What changed recently
The search box you are optimising for is splitting into two. The first is the conversational layer inside the marketplace. Amazon has rolled out Rufus, its generative AI shopping assistant, to all customers in India on app and desktop, and it confirmed in its Q4 2025 earnings that Rufus crossed roughly 300 million users globally and drove close to twelve billion dollars in incremental annualised sales in 2025, per Amazon. Rufus answers messy, full-sentence questions like what to consider when buying a washing machine or which is better between a fitness band and a smart watch. That rewards listings whose structured attributes and Q&A actually answer the question, not listings that merely repeat a head term.
The second shift is outside the marketplace entirely. Business Standard reports that both Amazon India and Flipkart have started tuning product listings in selected categories so they surface better inside ChatGPT and other LLM-driven search, with Amazon piloting ChatGPT-focused search optimisation in a few segments after its Diwali sale and Flipkart in talks with generative engine optimisation specialists, per Business Standard. The practical read for a brand is not to chase a new acronym. It is that clean, structured, honestly described attributes now earn visibility in two places at once: the marketplace ranking and the AI answer that increasingly decides what a buyer even considers. Keyword stuffing helps you in neither. Specific, truthful, well-placed language helps you in both.
How to run it properly
Put plainly, marketplace keyword research is an operator discipline, not a content marketing one. The sequence we use looks like this:
- Harvest real queries from autocomplete, search-term reports, and reviews, in the actual languages and spellings buyers use.

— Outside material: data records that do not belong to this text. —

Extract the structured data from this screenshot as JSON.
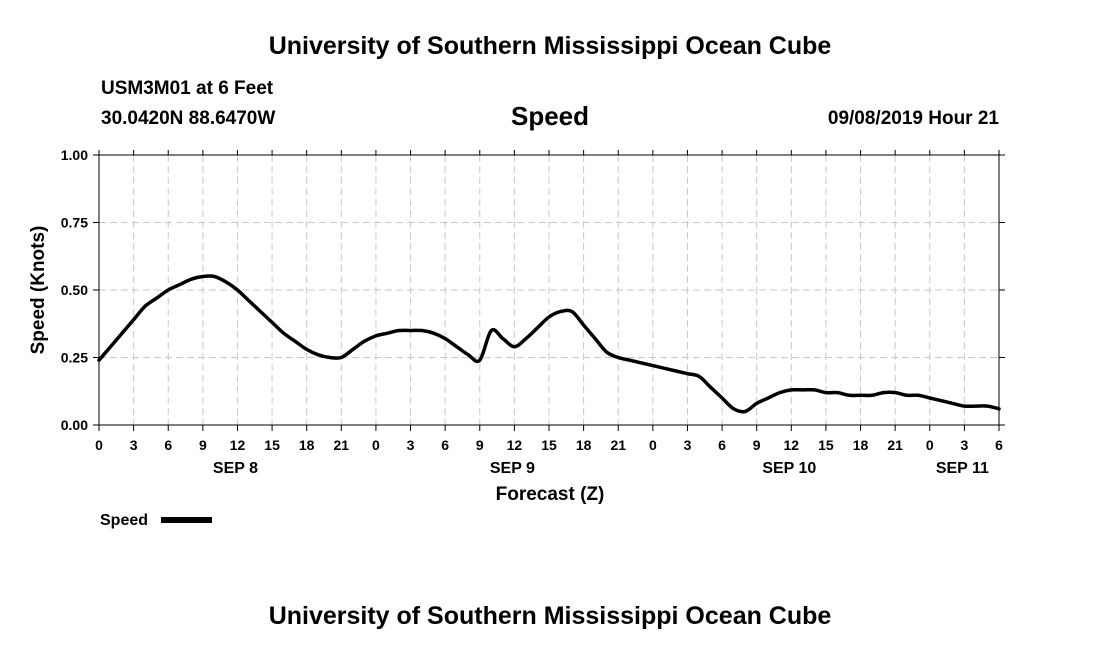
{
  "header": {
    "title": "University of Southern Mississippi Ocean Cube",
    "station": "USM3M01 at 6 Feet",
    "location": "30.0420N 88.6470W",
    "parameter": "Speed",
    "datetime": "09/08/2019 Hour 21"
  },
  "footer": {
    "title": "University of Southern Mississippi Ocean Cube"
  },
  "chart_data": {
    "type": "line",
    "title": "Speed",
    "xlabel": "Forecast (Z)",
    "ylabel": "Speed (Knots)",
    "ylim": [
      0,
      1
    ],
    "xlim": [
      0,
      78
    ],
    "x_unit": "hours since SEP 8 00Z",
    "grid": true,
    "y_ticks": [
      {
        "value": 0,
        "label": "0.00"
      },
      {
        "value": 0.25,
        "label": "0.25"
      },
      {
        "value": 0.5,
        "label": "0.50"
      },
      {
        "value": 0.75,
        "label": "0.75"
      },
      {
        "value": 1,
        "label": "1.00"
      }
    ],
    "x_ticks": [
      {
        "value": 0,
        "label": "0"
      },
      {
        "value": 3,
        "label": "3"
      },
      {
        "value": 6,
        "label": "6"
      },
      {
        "value": 9,
        "label": "9"
      },
      {
        "value": 12,
        "label": "12"
      },
      {
        "value": 15,
        "label": "15"
      },
      {
        "value": 18,
        "label": "18"
      },
      {
        "value": 21,
        "label": "21"
      },
      {
        "value": 24,
        "label": "0"
      },
      {
        "value": 27,
        "label": "3"
      },
      {
        "value": 30,
        "label": "6"
      },
      {
        "value": 33,
        "label": "9"
      },
      {
        "value": 36,
        "label": "12"
      },
      {
        "value": 39,
        "label": "15"
      },
      {
        "value": 42,
        "label": "18"
      },
      {
        "value": 45,
        "label": "21"
      },
      {
        "value": 48,
        "label": "0"
      },
      {
        "value": 51,
        "label": "3"
      },
      {
        "value": 54,
        "label": "6"
      },
      {
        "value": 57,
        "label": "9"
      },
      {
        "value": 60,
        "label": "12"
      },
      {
        "value": 63,
        "label": "15"
      },
      {
        "value": 66,
        "label": "18"
      },
      {
        "value": 69,
        "label": "21"
      },
      {
        "value": 72,
        "label": "0"
      },
      {
        "value": 75,
        "label": "3"
      },
      {
        "value": 78,
        "label": "6"
      }
    ],
    "date_labels": [
      {
        "value": 12,
        "label": "SEP 8"
      },
      {
        "value": 36,
        "label": "SEP 9"
      },
      {
        "value": 60,
        "label": "SEP 10"
      },
      {
        "value": 75,
        "label": "SEP 11"
      }
    ],
    "legend": {
      "label": "Speed",
      "placement": "bottom-left"
    },
    "series": [
      {
        "name": "Speed",
        "color": "#000000",
        "x": [
          0,
          1,
          2,
          3,
          4,
          5,
          6,
          7,
          8,
          9,
          10,
          11,
          12,
          13,
          14,
          15,
          16,
          17,
          18,
          19,
          20,
          21,
          22,
          23,
          24,
          25,
          26,
          27,
          28,
          29,
          30,
          31,
          32,
          33,
          34,
          35,
          36,
          37,
          38,
          39,
          40,
          41,
          42,
          43,
          44,
          45,
          46,
          47,
          48,
          49,
          50,
          51,
          52,
          53,
          54,
          55,
          56,
          57,
          58,
          59,
          60,
          61,
          62,
          63,
          64,
          65,
          66,
          67,
          68,
          69,
          70,
          71,
          72,
          73,
          74,
          75,
          76,
          77,
          78
        ],
        "values": [
          0.24,
          0.29,
          0.34,
          0.39,
          0.44,
          0.47,
          0.5,
          0.52,
          0.54,
          0.55,
          0.55,
          0.53,
          0.5,
          0.46,
          0.42,
          0.38,
          0.34,
          0.31,
          0.28,
          0.26,
          0.25,
          0.25,
          0.28,
          0.31,
          0.33,
          0.34,
          0.35,
          0.35,
          0.35,
          0.34,
          0.32,
          0.29,
          0.26,
          0.24,
          0.35,
          0.32,
          0.29,
          0.32,
          0.36,
          0.4,
          0.42,
          0.42,
          0.37,
          0.32,
          0.27,
          0.25,
          0.24,
          0.23,
          0.22,
          0.21,
          0.2,
          0.19,
          0.18,
          0.14,
          0.1,
          0.06,
          0.05,
          0.08,
          0.1,
          0.12,
          0.13,
          0.13,
          0.13,
          0.12,
          0.12,
          0.11,
          0.11,
          0.11,
          0.12,
          0.12,
          0.11,
          0.11,
          0.1,
          0.09,
          0.08,
          0.07,
          0.07,
          0.07,
          0.06
        ]
      }
    ]
  }
}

- Filter for transactional intent and honest relevance to the product, not raw volume.
- Prioritise winnable mid-tail and vernacular terms over contested head terms.
- Place each term in the correct structured field at sane density, protecting readability.

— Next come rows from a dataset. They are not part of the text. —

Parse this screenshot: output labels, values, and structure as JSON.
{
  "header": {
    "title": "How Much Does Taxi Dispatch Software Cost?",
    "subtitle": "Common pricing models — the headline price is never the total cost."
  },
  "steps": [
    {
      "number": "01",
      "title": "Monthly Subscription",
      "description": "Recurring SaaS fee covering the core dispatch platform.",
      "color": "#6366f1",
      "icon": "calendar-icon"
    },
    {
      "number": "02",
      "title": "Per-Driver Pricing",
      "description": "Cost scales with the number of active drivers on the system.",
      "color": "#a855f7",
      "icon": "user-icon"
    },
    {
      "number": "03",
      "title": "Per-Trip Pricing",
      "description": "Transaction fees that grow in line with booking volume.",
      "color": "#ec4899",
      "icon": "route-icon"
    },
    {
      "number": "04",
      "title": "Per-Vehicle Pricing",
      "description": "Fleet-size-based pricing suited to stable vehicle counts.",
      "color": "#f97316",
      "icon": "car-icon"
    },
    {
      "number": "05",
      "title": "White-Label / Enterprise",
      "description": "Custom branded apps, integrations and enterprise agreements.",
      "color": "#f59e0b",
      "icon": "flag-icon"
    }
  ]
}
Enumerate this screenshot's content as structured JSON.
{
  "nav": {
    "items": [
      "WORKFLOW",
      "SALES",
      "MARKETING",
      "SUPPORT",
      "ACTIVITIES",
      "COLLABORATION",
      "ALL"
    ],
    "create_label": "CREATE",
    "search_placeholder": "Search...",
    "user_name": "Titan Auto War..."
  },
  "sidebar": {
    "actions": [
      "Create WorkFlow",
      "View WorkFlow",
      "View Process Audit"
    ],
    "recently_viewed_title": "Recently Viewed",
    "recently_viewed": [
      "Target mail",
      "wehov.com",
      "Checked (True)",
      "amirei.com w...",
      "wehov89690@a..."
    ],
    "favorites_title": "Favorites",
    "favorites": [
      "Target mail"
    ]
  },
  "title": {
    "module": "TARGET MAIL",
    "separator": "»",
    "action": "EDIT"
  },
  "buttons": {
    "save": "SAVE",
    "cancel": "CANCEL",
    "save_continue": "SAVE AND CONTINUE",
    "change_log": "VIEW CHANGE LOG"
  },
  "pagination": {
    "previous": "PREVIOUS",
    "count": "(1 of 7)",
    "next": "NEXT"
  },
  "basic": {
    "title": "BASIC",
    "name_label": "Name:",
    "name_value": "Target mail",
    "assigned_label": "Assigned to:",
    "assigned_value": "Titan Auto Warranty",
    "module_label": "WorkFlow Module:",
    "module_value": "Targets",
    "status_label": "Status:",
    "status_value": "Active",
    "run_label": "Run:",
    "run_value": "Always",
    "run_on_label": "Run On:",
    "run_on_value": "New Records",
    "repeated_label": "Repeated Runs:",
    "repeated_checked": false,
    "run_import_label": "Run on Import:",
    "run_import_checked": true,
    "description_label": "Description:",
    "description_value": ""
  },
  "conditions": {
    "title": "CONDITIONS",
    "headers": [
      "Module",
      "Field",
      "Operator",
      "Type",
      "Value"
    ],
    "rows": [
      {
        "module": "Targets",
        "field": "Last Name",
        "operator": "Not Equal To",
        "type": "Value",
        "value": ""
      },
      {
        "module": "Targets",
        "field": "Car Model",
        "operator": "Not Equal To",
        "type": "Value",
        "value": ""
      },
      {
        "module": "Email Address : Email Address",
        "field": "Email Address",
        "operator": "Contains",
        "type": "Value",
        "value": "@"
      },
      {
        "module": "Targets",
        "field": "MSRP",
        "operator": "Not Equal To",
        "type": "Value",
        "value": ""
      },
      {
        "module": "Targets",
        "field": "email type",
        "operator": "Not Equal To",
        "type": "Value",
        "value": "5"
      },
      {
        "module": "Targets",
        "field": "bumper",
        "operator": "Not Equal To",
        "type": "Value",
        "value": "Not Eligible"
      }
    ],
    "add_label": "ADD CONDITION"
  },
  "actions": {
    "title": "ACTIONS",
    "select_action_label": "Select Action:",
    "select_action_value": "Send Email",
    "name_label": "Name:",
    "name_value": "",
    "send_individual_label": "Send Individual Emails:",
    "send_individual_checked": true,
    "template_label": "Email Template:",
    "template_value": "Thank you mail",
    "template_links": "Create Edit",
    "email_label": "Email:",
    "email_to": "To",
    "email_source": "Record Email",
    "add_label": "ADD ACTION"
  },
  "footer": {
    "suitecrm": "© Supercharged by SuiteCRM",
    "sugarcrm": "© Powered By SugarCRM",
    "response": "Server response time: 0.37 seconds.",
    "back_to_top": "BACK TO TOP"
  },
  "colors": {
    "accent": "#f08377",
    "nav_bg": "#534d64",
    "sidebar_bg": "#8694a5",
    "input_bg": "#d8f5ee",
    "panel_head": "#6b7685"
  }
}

- Structure attributes and Q&A so an AI assistant can answer a full-sentence question with your product.
- Feed sponsored campaign data back in continuously, because buyer language drifts and the search bar is the truth.

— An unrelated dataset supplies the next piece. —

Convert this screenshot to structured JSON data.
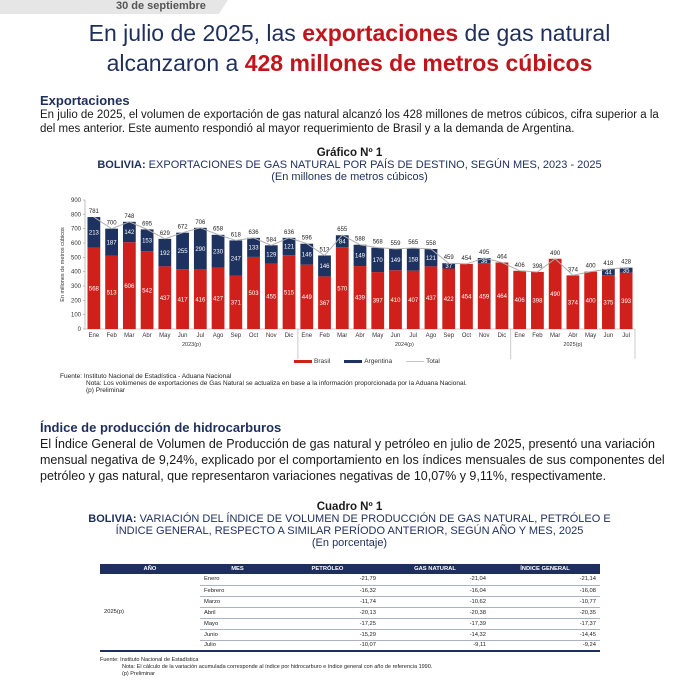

That loop never closes. A listing is not a blog post you publish and forget. It is a living catalog entity that learns from every search term it captures. This is the heart of Catalog & Listing Optimization, and it pairs naturally with Marketplace SEO for ranking and Amazon Advertising as the feedback engine that tells you, in spend, exactly how India is searching for what you sell.
Stop importing the Google playbook. The Indian marketplace shopper is not browsing, not curious, and not searching in textbook English. They are buying, in their own words, sometimes by voice, increasingly through an AI that reads your structured data before they ever see your title. Research for that buyer and the rankings follow the sales, not the other way around.